It felt like a microcosm of the country as a whole. Outside the Olympic Stadium in Tokyo on Friday night, legions of fans gathered in their thousands - smiling, waving, wanting, craving a piece of an event they had sacrificed so much to host.
The majority were in bouyant mood for the opening ceremony, but among them at one crossroads was a cluster of locals shouting their disdain, waving their 'NOlympics' flags, chanting into megaphones, the noise carrying into the arena as the serene open sequence began.
The truth is, this is an event most of Japan wants - some just don't want it right now. But on that note the International Olympic Committee has always been clear: there could be no re-staging of this party, stripped and all as it may be of its proper soundtrack.
Still, there was something distinctly unfair about breezing past locals with the media accreditation around my neck, coasting through checkpoints that stopped any of them getting too close.
Entering the Olympic Stadium, beautifully presented for opening night, the overriding thought was this could - should - be something others experienced, especially when life here carries on with such normality.
On a brief sojourn to retrieve take-away food (the only non-stadium trips we're allowed) I passed restaurants packed to capacity in downtown Tokyo. Then I passed an outdoor concert with several thousand fans sitting together, masked but not socially distanced.
It brought home that there remains one rule for some and a different for others. In Tokyo's case, the Olympics has developed the reputation of a loutish intruder, and inviting it to their place for a sporting knees-up seemed an increasingly difficult concept as Covid case numbers escalated. And so the plan to allow 10,000 local fans, or 50% capacity, was discarded.
But there is a reason Japan has not struggled with the pandemic as much as countries in the west, and a lot might have to do with its law-abiding citizens. That was rammed home on my way to the stadium. Arriving at a junction where all roads were closed to traffic, I stepped out to cross one and was immediately stopped by a panicked policeman. I stepped back among the locals who were patiently waiting for a green man to appear despite no cars being within two blocks. A moment later a German photographer arrived and was equally baffled but we stood, we waited, because this is their home, their truly incredible city, and we're conscious how lucky we are to be welcomed to it.
The ceremony itself was what opening ceremonies are: long, but with a typically stirring blend of music, dance and local traditions from one of the richest cultures there is. There was a moment of silence for the lives lost in the pandemic, and for the 11 Israelis killed during the 1972 Munich massacre.
In parts the ceremony was beautifully evocative, in parts run of the mill, and then in came the athletes, the very best physical specimens on planet Earth, the ones for whom all this effort, all these headaches, were deemed worthwhile.
In came Greece, out front as always. In came Ireland, with boxers Kellie Harrington and Brendan Irvine, two of our finest athletes and finest people, holding the tri-colour aloft, bowing to the hosts.
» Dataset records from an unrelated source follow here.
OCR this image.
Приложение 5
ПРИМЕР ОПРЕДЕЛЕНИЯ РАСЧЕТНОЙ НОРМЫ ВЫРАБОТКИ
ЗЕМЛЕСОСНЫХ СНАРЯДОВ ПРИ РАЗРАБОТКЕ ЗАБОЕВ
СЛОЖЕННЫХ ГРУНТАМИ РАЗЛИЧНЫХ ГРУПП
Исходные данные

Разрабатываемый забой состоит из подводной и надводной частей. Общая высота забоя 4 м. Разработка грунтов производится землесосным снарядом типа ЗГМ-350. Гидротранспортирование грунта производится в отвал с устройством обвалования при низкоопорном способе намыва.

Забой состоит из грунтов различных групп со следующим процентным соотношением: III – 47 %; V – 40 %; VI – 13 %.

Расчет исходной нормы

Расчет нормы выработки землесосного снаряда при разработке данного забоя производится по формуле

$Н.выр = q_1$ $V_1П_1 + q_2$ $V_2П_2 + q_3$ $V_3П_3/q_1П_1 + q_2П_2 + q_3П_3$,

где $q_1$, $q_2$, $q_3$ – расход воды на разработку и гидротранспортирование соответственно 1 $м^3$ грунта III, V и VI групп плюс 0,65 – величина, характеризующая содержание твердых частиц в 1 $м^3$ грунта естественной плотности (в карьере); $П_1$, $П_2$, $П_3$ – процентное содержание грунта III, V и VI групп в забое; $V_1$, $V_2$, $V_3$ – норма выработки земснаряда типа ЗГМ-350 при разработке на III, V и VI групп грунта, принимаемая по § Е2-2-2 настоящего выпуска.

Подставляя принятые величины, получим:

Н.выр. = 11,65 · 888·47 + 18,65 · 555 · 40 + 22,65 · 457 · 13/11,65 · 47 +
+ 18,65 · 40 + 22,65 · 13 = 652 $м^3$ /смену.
The smiling volunteers bowed back, happy to have them.
And at the end of the athletes parade, in walked Japan, the joy etched across the athletes' faces. Sure, this wasn't what any of them envisioned when Tokyo was awarded the Games back in 2013, but it was still something special, something important, a memory they likely feared would be snatched from them along with all else that's been taken over the last 18 months.
The moment we all had waited for didn't disappoint, with tennis star Naomi Osaka etching her name into history and lighting the Olympic flame. Given the year she's had, she seemed an appropriate poster girl for the Games: Smiling through adversity, resilient against great difficulties.
And as we walked away, that orange flame dancing in the night sky, drawing your gaze from all the darkness elsewhere, it was hard not to be held captive - however briefly - by its bright, brilliant glow.